Après avoir exercé différents métiers pour vivre et s’acheter les vêtements dont elle raffole («Je suis une fashion victim», s’amuse-t-elle), comme attachée de presse à l’ambassade de l’Inde ou prof d’anglais, Shumona est recrutée en 2009 par l’Ofpra, en tant qu’interprète-traductrice. Elle y reste deux ans, jusqu’à ce qu’elle soit «virée», à cause d’Assommons les pauvres !, son deuxième livre, et son premier à L’Olivier, paru à la rentrée 2011. «J’y dénonçais une usine à mensonges, le système organisé des trafiquants du droit d’asile.
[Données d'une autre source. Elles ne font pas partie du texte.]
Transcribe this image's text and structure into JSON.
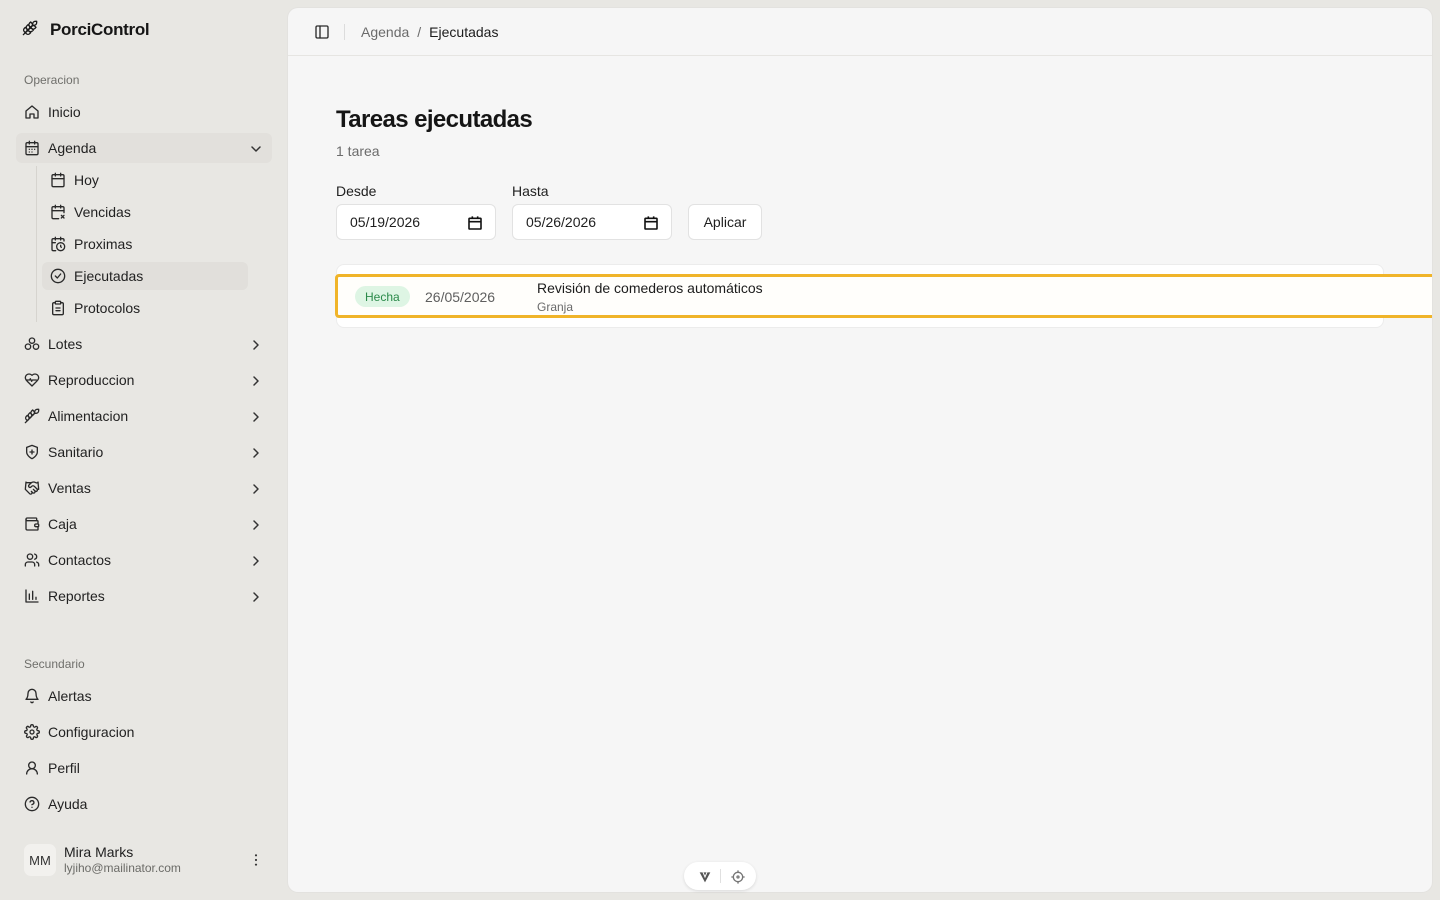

Ça a déplu.» Le livre, lui, casse la baraque : presse enthousiaste, deux prix littéraires (Populiste et Valery-Larbaud, après avoir été finaliste du Renaudot), bonnes ventes, reprise en poche…
Après quoi, bien que se sentant «vidée», Shumona Sinha entreprend un autre récit, poussée par une nécessité personnelle : la mort de son père. Ce sera ce Calcutta, publié en janvier, où se mêlent sa propre histoire et celle de son héroïne, Trisha, qui retourne chez elle pour assister aux funérailles, puis revisite la ville, redécouvre la maison familiale, vide, qui lui rappelle l’histoire politique de son pays depuis les années 1970. «Je dois tout à Kolkata, une ville très forte, qui vous marque et vous façonne, dit Shumona. Trisha, c’est un peu moi, avec ma nostalgie, et mon bengali, hésitant au début, parce que je l’ai désappris.»
Shumona Sinha, qui a failli être danseuse de bharat natyam, évolue avec grâce entre ses deux cultures. Sa vie littéraire est désormais ici. Elle voudrait travailler dans l’édition. Mais Calcutta demeure dans sa mémoire et dans son cœur. Rêve-t-elle d’être traduite en bengali ? «Il y a des choses que je peux dire en français, pas en bengali.» La patrie d’un écrivain, c’est la langue dans laquelle il écrit. Jean-Claude Perrier
Calcutta, Shumona Sinha, L’Olivier, ISBN : 978-2-8236-0039-1, mise en vente le 2 janvier.